Designing for Whitework
27th July 2018
If you enjoy the technique whitework, you’re probably familiar with Trish Burr’s stunning creations which you may have seen on her website, in her books, via social media (she gets lots of likes and shares!) and in several issues of Inspirations Magazine over the years.
‘Prancer’ by Trish Burr – Inspirations #88
While we’ve all been busy marvelling over her exquisite stitching, most of us probably haven’t spent much time thinking about who created the initial drawings.
Jill Buckley is a self-taught and highly talented Canadian artist who has perfected the art of “doodling”. Most of us have found ourselves doodling on a notepad whilst waiting interminably on hold, being assured that ‘your call is important to us’ but it’s unlikely our doodles have ended up as fabulous as Jill Buckley’s!

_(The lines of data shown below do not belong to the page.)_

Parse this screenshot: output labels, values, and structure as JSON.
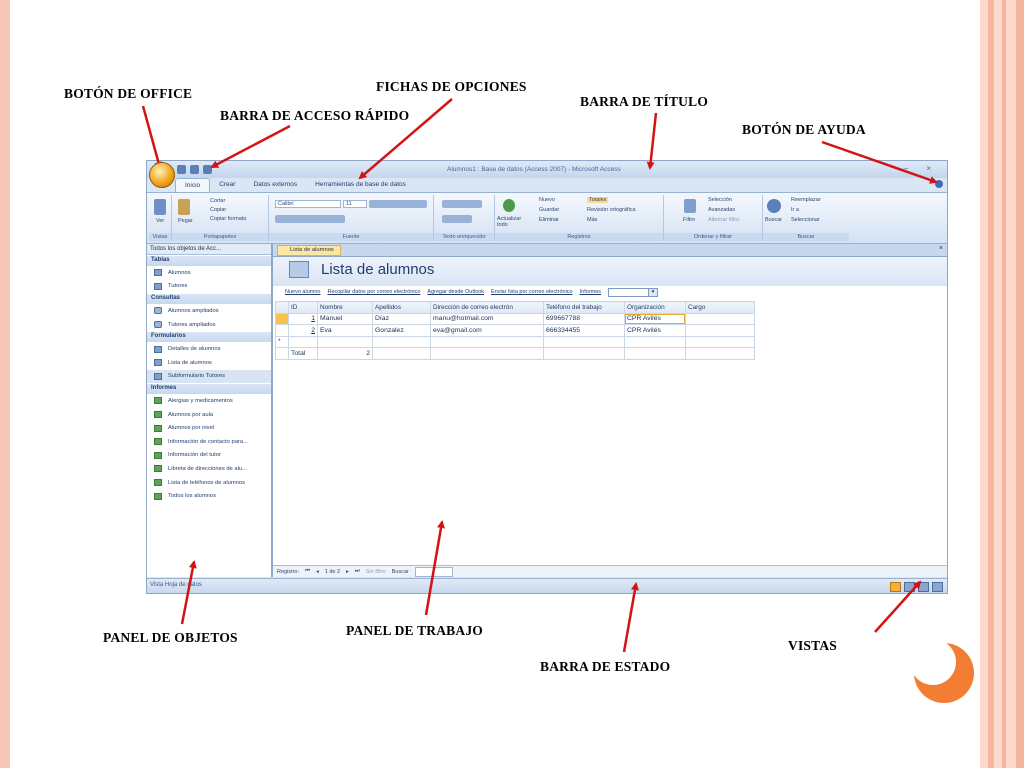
{
  "slide": {
    "colors": {
      "stripe_light": "#fbd9cb",
      "stripe_mid": "#f6b59d",
      "accent_circle": "#f47d34",
      "arrow": "#d21414"
    },
    "annotations": {
      "office_button": "BOTÓN DE OFFICE",
      "option_tabs": "FICHAS DE OPCIONES",
      "quick_access_bar": "BARRA DE ACCESO RÁPIDO",
      "title_bar": "BARRA DE TÍTULO",
      "help_button": "BOTÓN DE AYUDA",
      "objects_panel": "PANEL DE OBJETOS",
      "work_panel": "PANEL DE TRABAJO",
      "views": "VISTAS",
      "status_bar": "BARRA DE ESTADO"
    }
  },
  "app": {
    "window_title": "Alumnos1 : Base de datos (Access 2007) - Microsoft Access",
    "window_controls": "–  ×",
    "tabs": [
      "Inicio",
      "Crear",
      "Datos externos",
      "Herramientas de base de datos"
    ],
    "ribbon": {
      "groups": [
        "Vistas",
        "Portapapeles",
        "Fuente",
        "Texto enriquecido",
        "Registros",
        "Ordenar y filtrar",
        "Buscar"
      ],
      "view_label": "Ver",
      "paste_label": "Pegar",
      "clipboard_items": [
        "Cortar",
        "Copiar",
        "Copiar formato"
      ],
      "font_name": "Calibri",
      "font_size": "11",
      "refresh_label": "Actualizar todo",
      "records_items": [
        "Nuevo",
        "Guardar",
        "Eliminar",
        "Totales",
        "Revisión ortográfica",
        "Más"
      ],
      "filter_label": "Filtro",
      "sort_items": [
        "Selección",
        "Avanzadas",
        "Alternar filtro"
      ],
      "find_label": "Buscar",
      "find_items": [
        "Reemplazar",
        "Ir a",
        "Seleccionar"
      ]
    },
    "nav_pane": {
      "header": "Todos los objetos de Acc...",
      "groups": [
        {
          "name": "Tablas",
          "items": [
            "Alumnos",
            "Tutores"
          ]
        },
        {
          "name": "Consultas",
          "items": [
            "Alumnos ampliados",
            "Tutores ampliados"
          ]
        },
        {
          "name": "Formularios",
          "items": [
            "Detalles de alumnos",
            "Lista de alumnos",
            "Subformulario Tutores"
          ]
        },
        {
          "name": "Informes",
          "items": [
            "Alergias y medicamentos",
            "Alumnos por aula",
            "Alumnos por nivel",
            "Información de contacto para...",
            "Información del tutor",
            "Libreta de direcciones de alu...",
            "Lista de teléfonos de alumnos",
            "Todos los alumnos"
          ]
        }
      ]
    },
    "document_tab": "Lista de alumnos",
    "form_title": "Lista de alumnos",
    "form_actions": [
      "Nuevo alumno",
      "Recopilar datos por correo electrónico",
      "Agregar desde Outlook",
      "Enviar lista por correo electrónico",
      "Informes"
    ],
    "grid": {
      "columns": [
        "ID",
        "Nombre",
        "Apellidos",
        "Dirección de correo electrón",
        "Teléfono del trabajo",
        "Organización",
        "Cargo"
      ],
      "rows": [
        [
          "1",
          "Manuel",
          "Díaz",
          "manu@hotmail.com",
          "699667788",
          "CPR Avilés",
          ""
        ],
        [
          "2",
          "Eva",
          "Gonzalez",
          "eva@gmail.com",
          "666334455",
          "CPR Avilés",
          ""
        ]
      ],
      "new_row_marker": "*",
      "total_label": "Total",
      "total_value": "2"
    },
    "record_nav": {
      "label": "Registro:",
      "position": "1 de 2",
      "filter": "Sin filtro",
      "search": "Buscar"
    },
    "status_text": "Vista Hoja de datos"
  }
}
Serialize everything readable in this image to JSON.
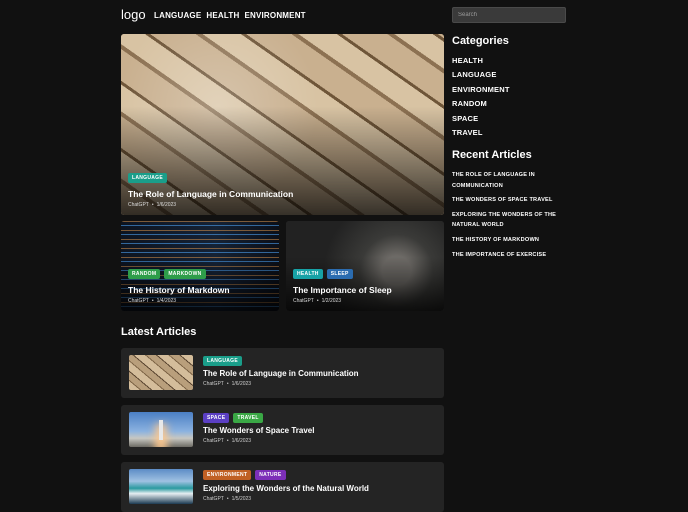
{
  "header": {
    "logo": "logo",
    "nav": [
      "LANGUAGE",
      "HEALTH",
      "ENVIRONMENT"
    ],
    "search_placeholder": "Search"
  },
  "colors": {
    "background": "#111111",
    "card": "#242424",
    "tag_language": "#1a9e8a",
    "tag_random": "#2e9d4a",
    "tag_markdown": "#2e9d4a",
    "tag_health": "#17a2a6",
    "tag_sleep": "#2b6cb0",
    "tag_space": "#5b3fc4",
    "tag_travel": "#3aa845",
    "tag_environment": "#c06024",
    "tag_nature": "#7d2fb8"
  },
  "featured": {
    "main": {
      "tags": [
        "LANGUAGE"
      ],
      "title": "The Role of Language in Communication",
      "author": "ChatGPT",
      "date": "1/6/2023"
    },
    "left": {
      "tags": [
        "RANDOM",
        "MARKDOWN"
      ],
      "title": "The History of Markdown",
      "author": "ChatGPT",
      "date": "1/4/2023"
    },
    "right": {
      "tags": [
        "HEALTH",
        "SLEEP"
      ],
      "title": "The Importance of Sleep",
      "author": "ChatGPT",
      "date": "1/2/2023"
    }
  },
  "latest": {
    "title": "Latest Articles",
    "items": [
      {
        "tags": [
          "LANGUAGE"
        ],
        "title": "The Role of Language in Communication",
        "author": "ChatGPT",
        "date": "1/6/2023"
      },
      {
        "tags": [
          "SPACE",
          "TRAVEL"
        ],
        "title": "The Wonders of Space Travel",
        "author": "ChatGPT",
        "date": "1/6/2023"
      },
      {
        "tags": [
          "ENVIRONMENT",
          "NATURE"
        ],
        "title": "Exploring the Wonders of the Natural World",
        "author": "ChatGPT",
        "date": "1/5/2023"
      }
    ]
  },
  "sidebar": {
    "categories_title": "Categories",
    "categories": [
      "HEALTH",
      "LANGUAGE",
      "ENVIRONMENT",
      "RANDOM",
      "SPACE",
      "TRAVEL"
    ],
    "recent_title": "Recent Articles",
    "recent": [
      "THE ROLE OF LANGUAGE IN COMMUNICATION",
      "THE WONDERS OF SPACE TRAVEL",
      "EXPLORING THE WONDERS OF THE NATURAL WORLD",
      "THE HISTORY OF MARKDOWN",
      "THE IMPORTANCE OF EXERCISE"
    ]
  }
}
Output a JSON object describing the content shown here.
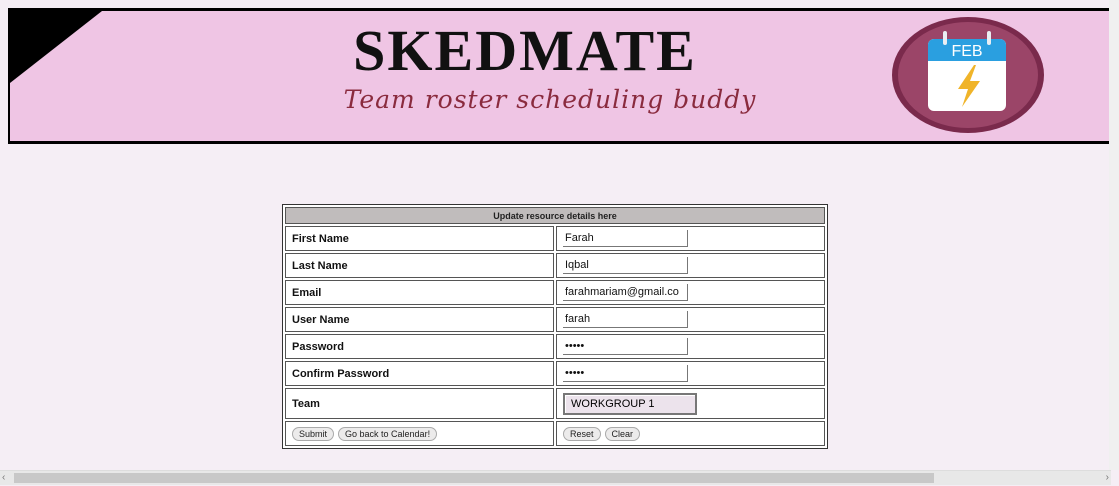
{
  "brand": {
    "title": "SKEDMATE",
    "tagline": "Team roster scheduling buddy",
    "logo_month": "FEB"
  },
  "form": {
    "heading": "Update resource details here",
    "fields": [
      {
        "label": "First Name",
        "value": "Farah"
      },
      {
        "label": "Last Name",
        "value": "Iqbal"
      },
      {
        "label": "Email",
        "value": "farahmariam@gmail.co"
      },
      {
        "label": "User Name",
        "value": "farah"
      },
      {
        "label": "Password",
        "value": "•••••"
      },
      {
        "label": "Confirm Password",
        "value": "•••••"
      }
    ],
    "team": {
      "label": "Team",
      "selected": "WORKGROUP 1"
    },
    "buttons": {
      "submit": "Submit",
      "back": "Go back to Calendar!",
      "reset": "Reset",
      "clear": "Clear"
    }
  },
  "colors": {
    "banner_bg": "#efc5e4",
    "page_bg": "#f5eef5",
    "logo_circle": "#8e3a5c",
    "calendar_header": "#2a9fe0",
    "bolt": "#f0b429"
  },
  "icons": [
    "calendar-icon",
    "lightning-bolt-icon"
  ]
}
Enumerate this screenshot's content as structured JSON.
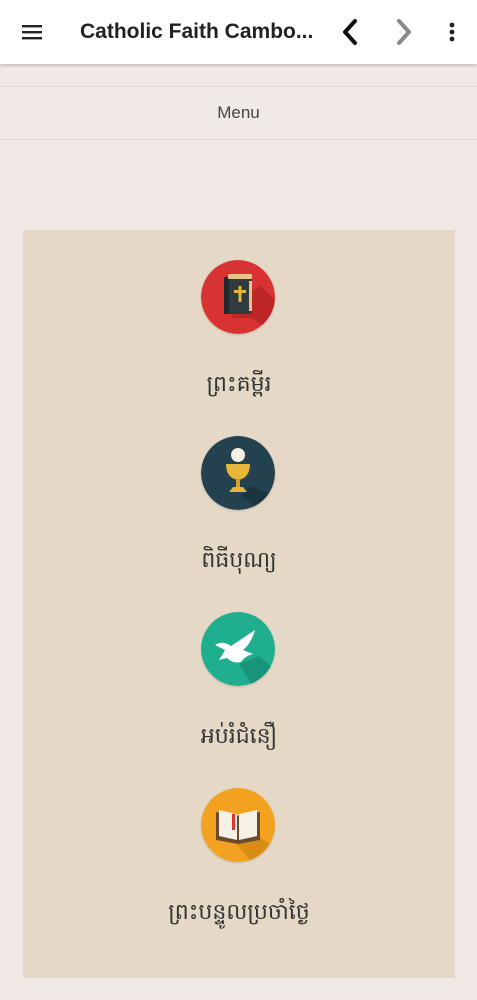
{
  "appbar": {
    "title": "Catholic Faith Cambo...",
    "icons": [
      "menu-icon",
      "back-icon",
      "forward-icon",
      "more-vert-icon"
    ]
  },
  "menu_header": "Menu",
  "menu_items": [
    {
      "label": "ព្រះគម្ពីរ",
      "icon": "bible-icon",
      "color": "#d93232"
    },
    {
      "label": "ពិធីបុណ្យ",
      "icon": "chalice-icon",
      "color": "#24414f"
    },
    {
      "label": "អប់រំជំនឿ",
      "icon": "dove-icon",
      "color": "#1fae8e"
    },
    {
      "label": "ព្រះបន្ទូលប្រចាំថ្ងៃ",
      "icon": "open-book-icon",
      "color": "#f2a21e"
    }
  ],
  "colors": {
    "background": "#f1e9e5",
    "panel": "#e5d8c6",
    "appbar": "#ffffff"
  }
}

'As you might imagine, when designing for someone else, you don’t always hit the mark first time out.'
When it comes to creating a design, it begins with Trish providing Jill with an idea, then Jill gets to work and is equally as adept with a pen as she is working digitally.
Jill’s drawing and Trish’s finished project – A Partridge in a Pear Tree (source)
Her digital skills are vital as the two are separated by thousands of kilometres with Trish in South Africa and Jill in Canada so, in order to translate Trish’s vision into a workable drawing, these doodles fly back and forth across continents until they are just perfect.
Jill’s drawings provide the perfect balance of open space and fine, patterned detail. Trish then threads up her needle and starts to fill them with subtle shading and delicate satin stitch, stem stitch highlights and miniature eyelets.
Although we appreciate the pattern, the aspect of the drawings we find most striking are the personalities emanating from each one. How coy is her partridge, and how proud is Prancer? As for the cats – well, as any cat owner will tell you, that intense concentration any cat will display when watching a butterfly or bird is captured just perfectly.
If you’re planning on trying one of Trish’s whitework pieces as your next project, take a little time as you’re stitching to really look at the underlying drawing. The finished project, with its colour and shading is undoubtedly a masterpiece. But even before the first stitch is made in the fabric, you’re looking at a work of art.